L’enfant sauvé

 

 

                                            I

 

C’est une maison basse, au toit noir, isolée

Dans les champs, par le vent en fureur ébranlée.

Là, tandis qu’au dehors la neige, dans la nuit,

Tombe d’un ciel lugubre où nul astre ne luit,

Un tison, qui s’éteint sur les landiers rustiques,

Jette en mourant aux murs des lueurs fantastiques

Et l’ombre d’une femme accroupie au foyer.

Que fait-elle à cette heure ? et qu’a-t-elle à veiller,

Quand, frappant sans répit la maison solitaire

La bourrasque nocturne épouvante la terre ?... –

Elle se dresse, marche, et parle en sanglotant,

Revient vers l’âtre obscur, puis au bout d’un instant

Elle court à la porte, elle l’ouvre, affolée,

Elle écoute, tendant sa tête échevelée...

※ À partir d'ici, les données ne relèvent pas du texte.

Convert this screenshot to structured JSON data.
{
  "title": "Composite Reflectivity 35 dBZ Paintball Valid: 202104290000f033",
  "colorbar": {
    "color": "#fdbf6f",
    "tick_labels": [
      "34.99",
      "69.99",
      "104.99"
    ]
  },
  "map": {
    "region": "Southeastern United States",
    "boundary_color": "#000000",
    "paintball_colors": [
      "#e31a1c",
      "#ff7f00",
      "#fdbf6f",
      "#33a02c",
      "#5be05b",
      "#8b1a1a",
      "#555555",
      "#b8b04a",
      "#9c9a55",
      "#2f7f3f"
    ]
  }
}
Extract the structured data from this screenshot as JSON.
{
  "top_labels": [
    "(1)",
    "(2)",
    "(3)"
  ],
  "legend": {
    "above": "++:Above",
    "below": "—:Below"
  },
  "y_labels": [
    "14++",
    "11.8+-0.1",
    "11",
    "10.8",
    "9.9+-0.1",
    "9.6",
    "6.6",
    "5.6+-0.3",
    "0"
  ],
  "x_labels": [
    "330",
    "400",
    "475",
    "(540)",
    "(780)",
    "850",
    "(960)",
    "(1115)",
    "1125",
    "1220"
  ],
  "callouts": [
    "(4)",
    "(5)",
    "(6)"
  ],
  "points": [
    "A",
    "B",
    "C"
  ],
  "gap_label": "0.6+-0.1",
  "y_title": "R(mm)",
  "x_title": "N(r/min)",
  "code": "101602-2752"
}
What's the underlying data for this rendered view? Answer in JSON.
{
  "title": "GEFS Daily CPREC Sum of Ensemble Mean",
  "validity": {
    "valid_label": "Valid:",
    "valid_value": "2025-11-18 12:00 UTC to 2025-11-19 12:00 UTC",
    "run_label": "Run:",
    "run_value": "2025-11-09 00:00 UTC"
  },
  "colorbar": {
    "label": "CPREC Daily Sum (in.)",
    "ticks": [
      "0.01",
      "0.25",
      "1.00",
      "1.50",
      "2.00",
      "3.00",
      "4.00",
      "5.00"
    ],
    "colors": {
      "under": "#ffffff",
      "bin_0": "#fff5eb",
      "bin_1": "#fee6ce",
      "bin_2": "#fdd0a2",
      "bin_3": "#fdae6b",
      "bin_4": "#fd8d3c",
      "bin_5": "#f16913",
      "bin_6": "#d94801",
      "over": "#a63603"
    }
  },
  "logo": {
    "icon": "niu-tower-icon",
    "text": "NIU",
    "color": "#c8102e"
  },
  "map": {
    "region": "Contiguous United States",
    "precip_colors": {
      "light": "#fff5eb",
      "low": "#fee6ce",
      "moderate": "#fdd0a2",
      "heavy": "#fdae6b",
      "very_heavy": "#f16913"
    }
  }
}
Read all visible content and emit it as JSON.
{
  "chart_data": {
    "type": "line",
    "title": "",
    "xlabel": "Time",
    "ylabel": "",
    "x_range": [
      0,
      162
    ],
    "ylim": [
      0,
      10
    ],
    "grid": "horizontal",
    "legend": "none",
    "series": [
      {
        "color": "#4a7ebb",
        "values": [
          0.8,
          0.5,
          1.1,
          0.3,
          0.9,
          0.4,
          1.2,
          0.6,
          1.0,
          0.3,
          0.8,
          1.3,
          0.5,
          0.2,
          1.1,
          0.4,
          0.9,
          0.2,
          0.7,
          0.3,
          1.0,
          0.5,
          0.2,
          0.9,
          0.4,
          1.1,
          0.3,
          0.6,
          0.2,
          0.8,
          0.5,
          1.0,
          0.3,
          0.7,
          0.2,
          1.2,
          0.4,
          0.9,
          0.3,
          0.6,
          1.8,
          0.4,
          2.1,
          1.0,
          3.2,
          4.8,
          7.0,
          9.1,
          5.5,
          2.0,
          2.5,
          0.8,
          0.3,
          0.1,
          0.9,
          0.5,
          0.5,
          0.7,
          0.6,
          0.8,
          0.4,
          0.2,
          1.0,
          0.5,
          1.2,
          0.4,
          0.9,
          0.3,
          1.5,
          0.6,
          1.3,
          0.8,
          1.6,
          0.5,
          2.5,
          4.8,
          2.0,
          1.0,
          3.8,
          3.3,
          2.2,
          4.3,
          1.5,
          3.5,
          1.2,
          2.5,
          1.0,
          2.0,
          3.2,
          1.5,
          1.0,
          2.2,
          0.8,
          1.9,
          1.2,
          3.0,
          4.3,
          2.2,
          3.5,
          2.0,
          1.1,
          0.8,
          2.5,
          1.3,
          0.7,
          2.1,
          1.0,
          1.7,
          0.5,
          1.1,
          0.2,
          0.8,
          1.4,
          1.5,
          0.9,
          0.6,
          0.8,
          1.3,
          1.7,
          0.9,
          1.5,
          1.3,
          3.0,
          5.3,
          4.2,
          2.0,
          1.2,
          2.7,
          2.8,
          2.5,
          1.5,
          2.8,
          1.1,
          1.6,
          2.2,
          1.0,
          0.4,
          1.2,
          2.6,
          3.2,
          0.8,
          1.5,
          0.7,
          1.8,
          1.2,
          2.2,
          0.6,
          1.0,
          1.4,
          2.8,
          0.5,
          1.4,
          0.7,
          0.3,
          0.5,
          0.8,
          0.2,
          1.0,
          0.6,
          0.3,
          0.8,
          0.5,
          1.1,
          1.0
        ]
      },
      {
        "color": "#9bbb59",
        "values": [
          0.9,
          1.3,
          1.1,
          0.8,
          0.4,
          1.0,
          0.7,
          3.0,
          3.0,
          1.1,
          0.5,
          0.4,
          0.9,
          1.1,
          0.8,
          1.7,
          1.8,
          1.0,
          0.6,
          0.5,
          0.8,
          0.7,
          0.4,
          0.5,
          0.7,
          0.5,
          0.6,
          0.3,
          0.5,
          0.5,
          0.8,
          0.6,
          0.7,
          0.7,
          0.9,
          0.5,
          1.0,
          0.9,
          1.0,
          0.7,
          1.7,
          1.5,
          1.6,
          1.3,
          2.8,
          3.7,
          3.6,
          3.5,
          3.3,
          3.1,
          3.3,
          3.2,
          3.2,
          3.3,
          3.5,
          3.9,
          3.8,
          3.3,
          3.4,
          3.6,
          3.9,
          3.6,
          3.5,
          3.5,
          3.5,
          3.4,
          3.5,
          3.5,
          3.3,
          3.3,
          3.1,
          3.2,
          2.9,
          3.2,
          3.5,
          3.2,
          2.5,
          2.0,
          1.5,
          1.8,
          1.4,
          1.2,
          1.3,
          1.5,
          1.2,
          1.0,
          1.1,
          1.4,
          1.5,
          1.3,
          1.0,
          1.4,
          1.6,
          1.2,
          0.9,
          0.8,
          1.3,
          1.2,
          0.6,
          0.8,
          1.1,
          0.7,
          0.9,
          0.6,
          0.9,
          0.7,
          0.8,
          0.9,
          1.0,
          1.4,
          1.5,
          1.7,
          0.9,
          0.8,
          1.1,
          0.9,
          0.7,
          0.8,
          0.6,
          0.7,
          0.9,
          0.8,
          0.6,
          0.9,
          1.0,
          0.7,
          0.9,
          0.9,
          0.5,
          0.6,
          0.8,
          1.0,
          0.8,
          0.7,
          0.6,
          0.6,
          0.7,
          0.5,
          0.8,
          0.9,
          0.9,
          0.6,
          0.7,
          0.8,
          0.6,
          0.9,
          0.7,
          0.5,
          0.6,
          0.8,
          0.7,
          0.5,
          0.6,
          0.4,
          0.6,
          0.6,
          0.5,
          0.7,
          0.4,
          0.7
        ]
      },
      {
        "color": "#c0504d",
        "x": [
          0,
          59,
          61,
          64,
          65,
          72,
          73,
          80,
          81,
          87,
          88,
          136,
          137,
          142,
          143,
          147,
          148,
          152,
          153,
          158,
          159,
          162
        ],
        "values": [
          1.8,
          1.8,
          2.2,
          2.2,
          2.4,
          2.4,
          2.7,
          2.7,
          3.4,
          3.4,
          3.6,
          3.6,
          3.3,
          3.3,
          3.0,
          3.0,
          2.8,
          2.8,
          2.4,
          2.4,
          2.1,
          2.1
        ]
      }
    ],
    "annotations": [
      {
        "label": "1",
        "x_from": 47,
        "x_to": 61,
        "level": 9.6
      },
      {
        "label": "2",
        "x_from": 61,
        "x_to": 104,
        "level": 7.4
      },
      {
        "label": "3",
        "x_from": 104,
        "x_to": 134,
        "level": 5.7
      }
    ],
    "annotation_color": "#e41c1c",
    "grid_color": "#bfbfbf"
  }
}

L’écluse au loin mugit, le vent bat les rameaux

Et, dominant le bruit de la bise et des eaux

– Pour que de cette nuit l’horreur soit plus profond, –

Sinistre, au fond du val un cœur du canon gronde...

 

 

                                            II

 

Le canon ! – Tout le jour, du seuil de la maison

Elle entendit sa voix tonner à l’horizon.

Hélas ! c’était la fin de la terrible année

Qui vit sur notre sol la guerre déchaînée

Et dont le souvenir ne nous quittera pas !

– Or, cette femme ayant, dès les premiers combats,

Perdu son seul enfant dont elle était si fière,

Pensait bientôt aller au fond du cimetière

Endormir le chagrin qui lui rongeait le cœur.

Le père, en même temps qu’une grande douleur,

Taciturne, éprouvait la soif de la vengeance

Il ne demandait rien au ciel, pour allégeance,

Que de voir les Prussiens massacrés sans pitié

Et son deuil par cent deuils à la fois expié !...

– Cependant l’ennemi venait à pas rapides,

Le canton se couvrait d’envahisseurs cupides,

Même, un jour, la bataille à tel point s’approcha

De la maison, que l’homme en hâte décrocha

Son fusil et partit. La femme désolée

Put entendre l’affreux éclat de la mêlée,

Les chevaux, les canons sautant sur les affûts,

Un vacarme sans nom... – Et tous les bruits confus

Au coucher du soleil avaient paru s’éteindre ;

Mais l’homme n’était pas rentré !...

 

 

                                            III

 

                                                          Doit-elle craindre

Que le père ait rejoint le fils ?... Et désormais

Faudra-t-il sous ce toit vivre seule à jamais, –

Si vivre sans amour et sans espoir, c’est vivre ?

Que Dieu plutôt l’appelle et bientôt la délivre !

– Mais dans l’obscurité de cette nuit d’enfer

Filtre un pâle rayon ; l’aube d’un jour d’hiver

Éclaire vaguement la neige de la plaine.

Au fond du firmament l’ouragan cesse à peine,

La bise par instants passe comme un frisson

Le rideau noir des bois se tend à l’horizon

Et, là-bas, aux brouillards de la lande embrumée

Un village en feu mêle une jaune fumée...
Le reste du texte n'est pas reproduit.